Women’s Tennis Pioneer Billie Jean King Honored
Tennis star Billie Jean King is among this year’s honorary degree recipients

Each year at Commencement, Boston University singles out people from all walks of life who have contributed to society, and bestows on them an honorary degree. Among this year’s recipients is tennis legend Billie Jean Moffit King.
King learned to play tennis on the local public courts of her hometown of Long Beach, Calif. By the time she was 17, she had gained international recognition in the sport by winning the women’s doubles title at Wimbledon with partner Karen Hantze Susman. In 1966 King won the first of six Wimbledon singles titles.
She was a leader in the movement to bring professionalism and gender equity to her sport. She won the U.S. Open in 1972, but received substantially less than the men’s winner. Because she threatened to boycott future tournaments, the next year the U.S. Open became the first major tournament to offer equal prize money to men and women.
During her career, King won 39 Grand Slam singles, doubles, and mixed doubles tennis titles, including a record 20 titles at Wimbledon. In a 1973 exhibition match against former top men’s player Bobby Riggs, a worldwide television audience saw her trounce Riggs, who had been loudly asserting in the media that women players were inferior, beating him 6-4, 6-3, 6-3.
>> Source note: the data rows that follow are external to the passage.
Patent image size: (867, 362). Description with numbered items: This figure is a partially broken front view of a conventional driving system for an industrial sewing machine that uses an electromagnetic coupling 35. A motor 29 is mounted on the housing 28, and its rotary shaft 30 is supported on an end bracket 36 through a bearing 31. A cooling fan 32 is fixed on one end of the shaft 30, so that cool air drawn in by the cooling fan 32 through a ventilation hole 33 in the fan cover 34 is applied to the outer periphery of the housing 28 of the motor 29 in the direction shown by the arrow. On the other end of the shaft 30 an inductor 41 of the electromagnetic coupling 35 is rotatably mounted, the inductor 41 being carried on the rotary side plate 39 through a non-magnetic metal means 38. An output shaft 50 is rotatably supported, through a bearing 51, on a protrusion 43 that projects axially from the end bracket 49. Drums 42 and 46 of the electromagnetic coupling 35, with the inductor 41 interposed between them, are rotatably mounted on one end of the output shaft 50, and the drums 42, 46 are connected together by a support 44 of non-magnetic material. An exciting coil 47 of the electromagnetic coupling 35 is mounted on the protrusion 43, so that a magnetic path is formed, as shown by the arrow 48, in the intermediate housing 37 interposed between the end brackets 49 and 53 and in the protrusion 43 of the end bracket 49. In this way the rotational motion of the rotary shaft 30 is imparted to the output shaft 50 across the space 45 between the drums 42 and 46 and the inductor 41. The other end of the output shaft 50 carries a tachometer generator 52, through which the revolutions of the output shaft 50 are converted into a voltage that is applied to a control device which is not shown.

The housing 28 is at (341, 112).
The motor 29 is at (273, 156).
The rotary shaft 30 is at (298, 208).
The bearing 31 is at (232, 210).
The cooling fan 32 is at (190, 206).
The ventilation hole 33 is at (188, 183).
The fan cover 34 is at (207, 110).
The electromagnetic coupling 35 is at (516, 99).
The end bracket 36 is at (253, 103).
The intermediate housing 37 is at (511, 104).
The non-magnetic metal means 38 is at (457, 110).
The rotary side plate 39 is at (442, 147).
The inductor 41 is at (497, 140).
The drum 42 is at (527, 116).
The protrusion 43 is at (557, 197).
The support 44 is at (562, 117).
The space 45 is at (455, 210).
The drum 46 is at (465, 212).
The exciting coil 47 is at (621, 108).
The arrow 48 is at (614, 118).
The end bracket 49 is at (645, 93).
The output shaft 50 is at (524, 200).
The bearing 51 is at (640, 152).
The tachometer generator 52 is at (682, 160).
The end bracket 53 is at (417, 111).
She played a central role in the formation of the Women’s Tennis Association, the Women’s Sports Foundation, and Women’s Sports Magazine. In 1974, she cofounded World TeamTennis, the groundbreaking professional league for men and women players.
King has created foundations that help enhance the lives of women of all ages and that promote health, fitness, education, and social change to benefit men and women across a variety of issues. She continues to be a leader in the fight for equality in many areas, especially on behalf of those in the gay, lesbian, bisexual, and transgender community.
She has been inducted into the International Tennis Hall of Fame and the National Women’s Hall of Fame. In 2006, the National Tennis Center, home of the U.S. Open, was renamed the Billie Jean King National Tennis Center in recognition of her contributions to tennis, sports, and society. She was named one of the 100 most important Americans of the 20th century by Life magazine.